When the Supreme Court ruled on Thursday that Alabama’s congressional map had diluted the power of Black voters, it was a long-sought victory for voting rights activists, who had grown increasingly alarmed at the court’s previous decisions that have hollowed out the Voting Rights Act.
The decision also is likely to reverberate across the South, and could force multiple states with pending Voting Rights Act challenges to redraw their own maps.
In Alabama, a state with a tortured history of Jim Crow laws and voter suppression, the court’s ruling against the legislatively drawn maps was a significant victory for Black voters.

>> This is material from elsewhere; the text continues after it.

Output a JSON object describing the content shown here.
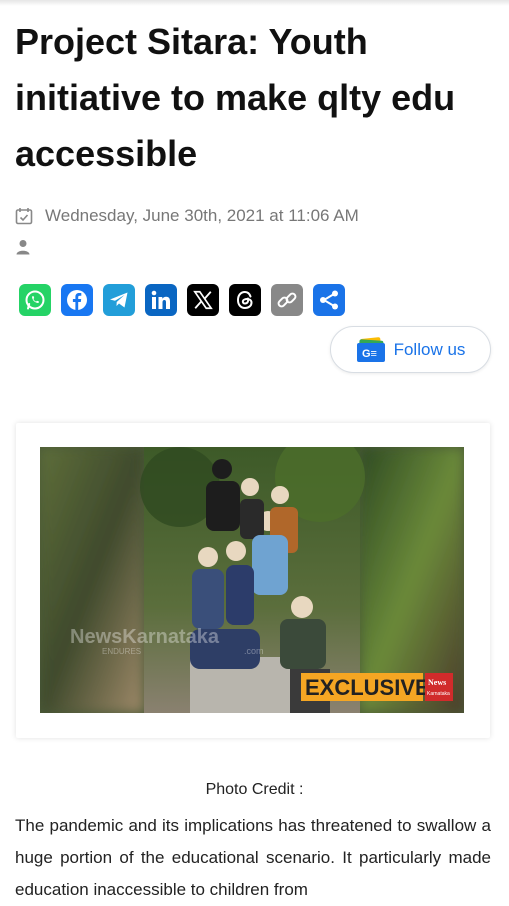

The court affirmed a lower court’s decision to create a second congressional district “in which Black voters either comprise a voting-age majority or something quite close to it.”

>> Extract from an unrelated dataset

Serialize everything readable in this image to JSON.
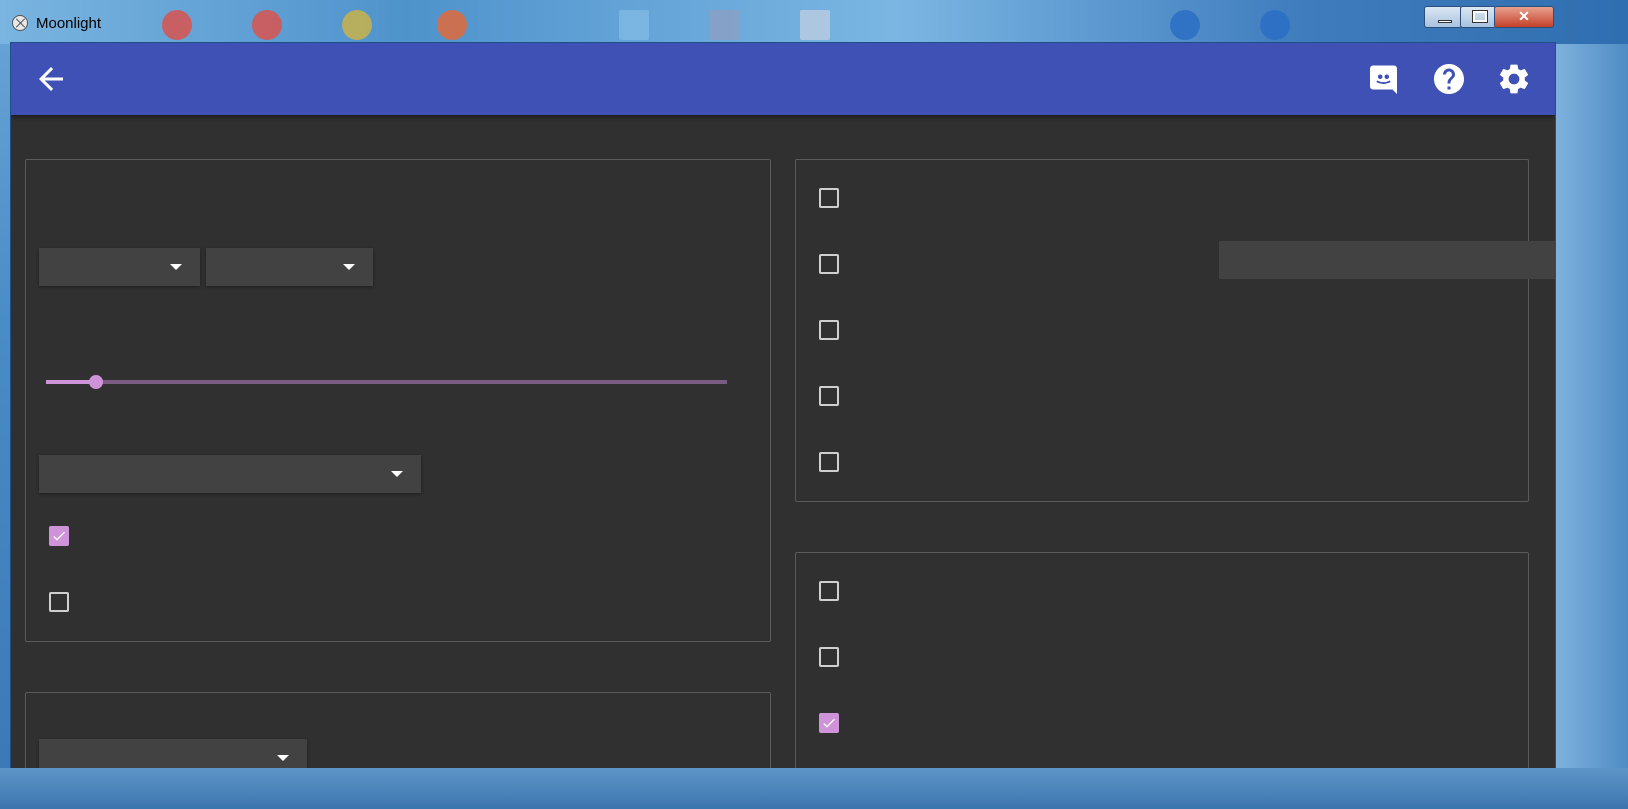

And the ruling offered many Alabama voters a much-needed assurance that the Voting Rights Act’s other protections held strong, especially in a state that was the origin of one of the most damaging decisions to the landmark act.
Nearly a decade ago, a case out of Shelby County, Ala., led to one of the most sweeping decisions against the Voting Rights Act, effectively neutering the law that had required federal approval before states with a history of discrimination could change their voting laws.

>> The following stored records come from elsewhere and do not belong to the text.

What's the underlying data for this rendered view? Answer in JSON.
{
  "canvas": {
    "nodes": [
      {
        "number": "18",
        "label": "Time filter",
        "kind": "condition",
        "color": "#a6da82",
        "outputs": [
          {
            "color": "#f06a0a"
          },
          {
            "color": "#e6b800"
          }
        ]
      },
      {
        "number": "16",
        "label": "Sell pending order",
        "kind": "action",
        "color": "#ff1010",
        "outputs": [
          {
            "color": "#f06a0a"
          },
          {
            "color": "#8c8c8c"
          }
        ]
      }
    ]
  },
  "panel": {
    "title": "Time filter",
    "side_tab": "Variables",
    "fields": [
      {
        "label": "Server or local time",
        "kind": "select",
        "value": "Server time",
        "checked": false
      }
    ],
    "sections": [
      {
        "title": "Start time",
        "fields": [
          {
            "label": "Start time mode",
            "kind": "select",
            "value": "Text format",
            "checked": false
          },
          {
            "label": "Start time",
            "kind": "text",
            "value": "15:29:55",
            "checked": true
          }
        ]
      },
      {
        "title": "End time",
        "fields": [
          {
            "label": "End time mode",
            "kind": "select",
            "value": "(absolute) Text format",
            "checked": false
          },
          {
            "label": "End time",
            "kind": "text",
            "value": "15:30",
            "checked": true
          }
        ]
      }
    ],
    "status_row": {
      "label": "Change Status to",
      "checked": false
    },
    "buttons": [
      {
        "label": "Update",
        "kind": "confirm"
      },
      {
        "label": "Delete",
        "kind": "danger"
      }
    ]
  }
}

That combined history of discrimination and legal defeats left many Black leaders in Alabama uneasy about the case before the Supreme Court, concerned that it could erode civil rights protections once again, instead of bolstering them.
Evan Milligan, a plaintiff in the Supreme Court case and executive director of Alabama Forward, a civil rights organization, said he questioned whether this case was the right one to pursue. “But ultimately it felt like the right move to be involved,” he said, “and this outcome affirms that decision.”
So while it took a battle all the way to the Supreme Court to get a second majority-Black district out of a seven-seat congressional delegation in a state where 25 percent of the voting-age population is Black, Black leaders in Alabama hailed the victory. They said it was a reminder to continue the fight for voting rights and civil rights — especially in the South.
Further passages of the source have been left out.